Князев взял в сенях топор. Недавно привезли кубометр березового швырка. Матусевич кое-как сбросил его у крыльца, все собирались переколоть и сложить в поленницу. Князев выбрал несколько чурок потолще, побросал на утоптанный пятачок, крайнюю установил и занес над головой топор.

Нет слаще работы для рук! Топор падает на упругий срез чуть-чуть вкось, не впивается в древесину, а мгновенно разрывает ее, звонкие поленья отлетают в стороны, как брызги. А попадется суковатая – вгоняешь топор поглубже, поднимаешь вместе с чуркой на плечо и по другой чурке, как по наковальне, обухом вниз – хрясь! Нет лучшего способа обрести душевное равновесие. Обиду – в удар! Злость – в удар! Неприятности? А вот я вас – х-х-гэк!

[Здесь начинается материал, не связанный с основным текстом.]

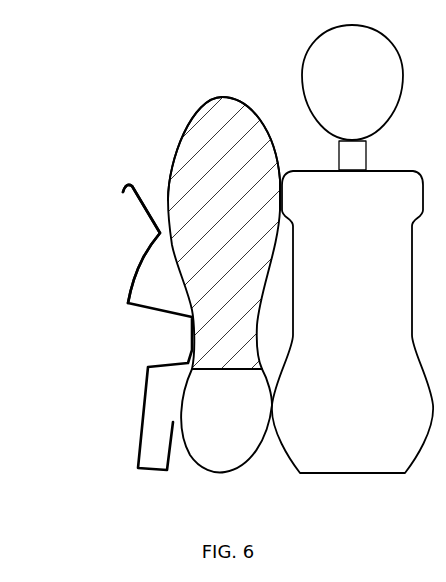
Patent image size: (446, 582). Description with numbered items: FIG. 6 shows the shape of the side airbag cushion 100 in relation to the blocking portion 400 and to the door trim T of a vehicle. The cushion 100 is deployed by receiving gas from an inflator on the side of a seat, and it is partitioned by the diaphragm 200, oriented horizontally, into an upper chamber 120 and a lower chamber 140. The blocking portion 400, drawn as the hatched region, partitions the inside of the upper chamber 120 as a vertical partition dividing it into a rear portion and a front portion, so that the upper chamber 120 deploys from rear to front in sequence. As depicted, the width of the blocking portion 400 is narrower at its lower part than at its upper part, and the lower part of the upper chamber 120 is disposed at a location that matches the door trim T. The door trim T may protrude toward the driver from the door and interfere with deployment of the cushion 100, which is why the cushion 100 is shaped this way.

The cushion 100 is at (175, 103).
The upper chamber 120 is at (232, 186).
The lower chamber 140 is at (238, 427).
The diaphragm 200 is at (222, 370).
The blocking portion 400 is at (202, 155).
The door trim T is at (127, 301).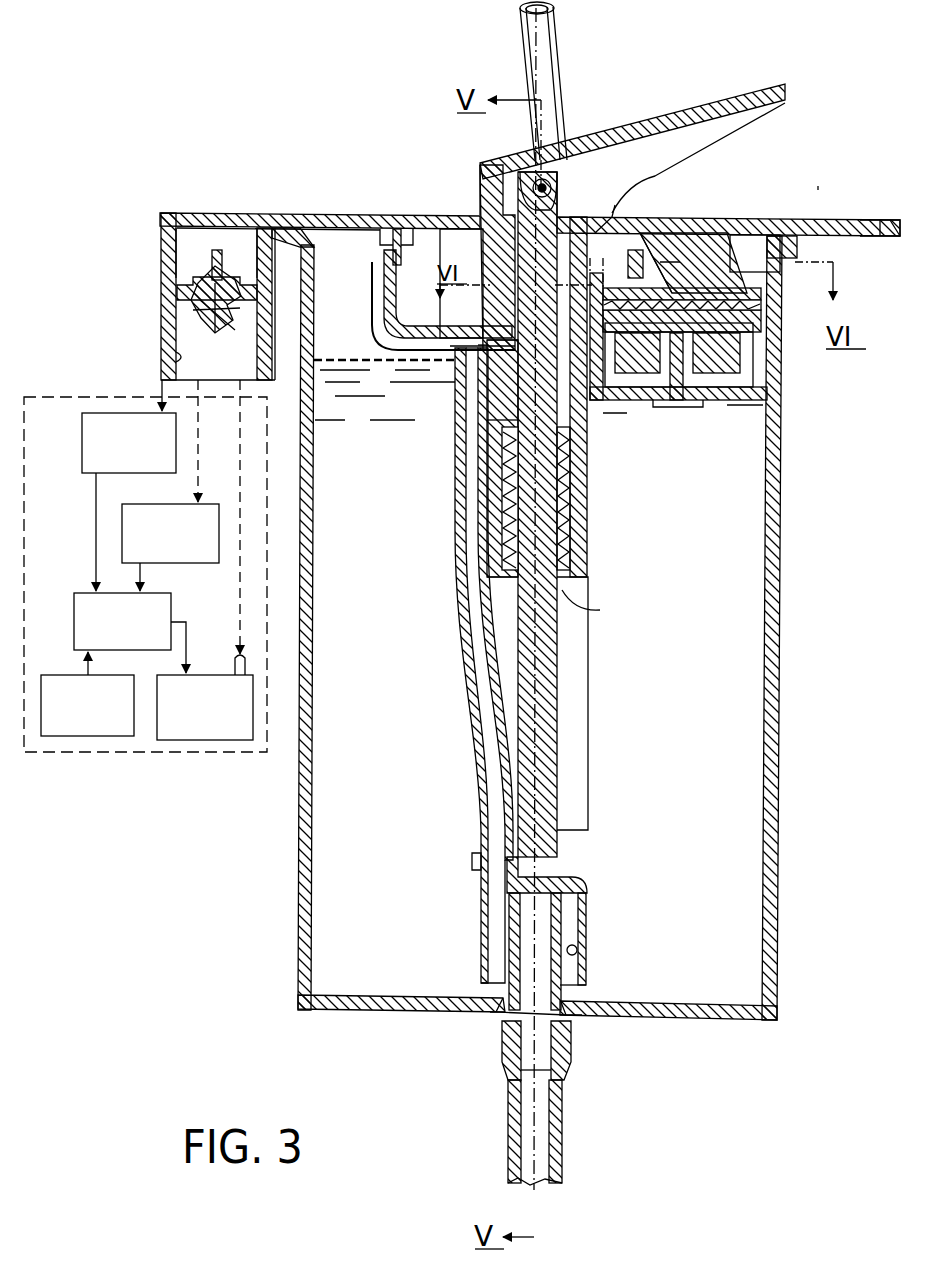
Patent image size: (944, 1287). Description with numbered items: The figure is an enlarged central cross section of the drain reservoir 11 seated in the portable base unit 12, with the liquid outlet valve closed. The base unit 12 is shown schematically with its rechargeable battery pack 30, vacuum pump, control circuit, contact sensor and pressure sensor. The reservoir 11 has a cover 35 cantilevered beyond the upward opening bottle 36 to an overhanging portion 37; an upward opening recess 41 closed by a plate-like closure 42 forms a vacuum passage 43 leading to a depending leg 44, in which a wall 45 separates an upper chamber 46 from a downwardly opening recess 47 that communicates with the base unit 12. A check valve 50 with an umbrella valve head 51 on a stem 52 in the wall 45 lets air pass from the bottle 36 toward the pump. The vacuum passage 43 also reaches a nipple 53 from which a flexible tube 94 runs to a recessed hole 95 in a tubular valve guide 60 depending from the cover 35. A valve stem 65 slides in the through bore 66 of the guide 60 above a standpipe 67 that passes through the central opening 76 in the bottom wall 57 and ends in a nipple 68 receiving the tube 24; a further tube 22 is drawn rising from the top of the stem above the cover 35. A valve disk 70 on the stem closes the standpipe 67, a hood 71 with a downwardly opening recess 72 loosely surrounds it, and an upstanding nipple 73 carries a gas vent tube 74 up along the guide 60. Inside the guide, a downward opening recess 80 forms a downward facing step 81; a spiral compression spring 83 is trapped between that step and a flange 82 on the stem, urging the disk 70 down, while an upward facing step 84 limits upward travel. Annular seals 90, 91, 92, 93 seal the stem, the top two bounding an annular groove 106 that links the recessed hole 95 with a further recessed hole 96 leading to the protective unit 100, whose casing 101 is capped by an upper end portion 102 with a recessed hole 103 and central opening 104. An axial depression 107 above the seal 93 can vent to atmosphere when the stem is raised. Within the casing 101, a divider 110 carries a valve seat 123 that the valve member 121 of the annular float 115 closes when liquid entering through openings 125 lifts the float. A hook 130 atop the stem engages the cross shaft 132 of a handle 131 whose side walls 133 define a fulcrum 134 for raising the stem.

The reservoir 11 is at (818, 187).
The portable base unit 12 is at (155, 763).
The suction tube 22 is at (541, 62).
The tube 24 is at (562, 1113).
The battery pack 30 is at (62, 738).
The cover 35 is at (850, 230).
The bottle 36 is at (299, 844).
The overhanging portion 37 is at (165, 211).
The upward opening recess 41 is at (358, 224).
The plate-like closure 42 is at (297, 226).
The vacuum passage 43 is at (262, 232).
The leg 44 is at (240, 296).
The wall 45 is at (192, 280).
The upper chamber 46 is at (186, 250).
The downwardly opening recess 47 is at (178, 360).
The check valve 50 is at (198, 296).
The umbrella valve head 51 is at (208, 320).
The stem 52 is at (212, 258).
The nipple 53 is at (392, 256).
The bottom wall 57 is at (700, 1019).
The tubular valve guide 60 is at (582, 524).
The valve stem 65 is at (568, 648).
The through bore 66 is at (480, 420).
The standpipe 67 is at (561, 936).
The nipple 68 is at (570, 1052).
The valve disk 70 is at (570, 892).
The hood 71 is at (586, 907).
The downwardly opening recess 72 is at (578, 952).
The upstanding nipple 73 is at (476, 852).
The gas vent tube 74 is at (470, 716).
The central opening 76 is at (578, 1002).
The downward opening recess 80 is at (495, 542).
The downward facing step 81 is at (490, 482).
The flange 82 is at (578, 590).
The spiral compression spring 83 is at (500, 577).
The upward facing step 84 is at (490, 512).
The annular seal 90 is at (498, 448).
The annular seal 91 is at (472, 402).
The annular seal 92 is at (482, 366).
The annular seal 93 is at (493, 266).
The flexible tube 94 is at (384, 322).
The recessed hole 95 is at (440, 340).
The recessed hole 96 is at (594, 290).
The protective unit 100 is at (722, 410).
The casing 101 is at (762, 294).
The upper end portion 102 is at (722, 236).
The recessed hole 103 is at (634, 249).
The central opening 104 is at (685, 230).
The annular groove 106 is at (490, 265).
The axial depression 107 is at (518, 162).
The divider 110 is at (720, 323).
The float 115 is at (760, 373).
The valve member 121 is at (748, 350).
The valve seat 123 is at (761, 305).
The openings 125 is at (622, 400).
The hook 130 is at (562, 165).
The handle 131 is at (658, 108).
The cross shaft 132 is at (551, 185).
The side walls 133 is at (698, 158).
The fulcrum 134 is at (608, 213).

Горожанам бы – с их центральным отоплением и газом – почаще колоть дрова. Меньше инфарктов было бы.

…Едва за Князевым закрылась дверь, Матусевич опустился перед Ларисой на колени, заглядывая ей в лицо.

– Лисенок, милый, ну что ты? Не надо, моя хорошая. Александровича обидела, сама расстроилась, – он целовал ее хрупкие пальцы, гладил ими себя по лицу. – Александрович – человек прямодушный, потом, ты же знаешь, как он к работе относится? Для него это – святыня…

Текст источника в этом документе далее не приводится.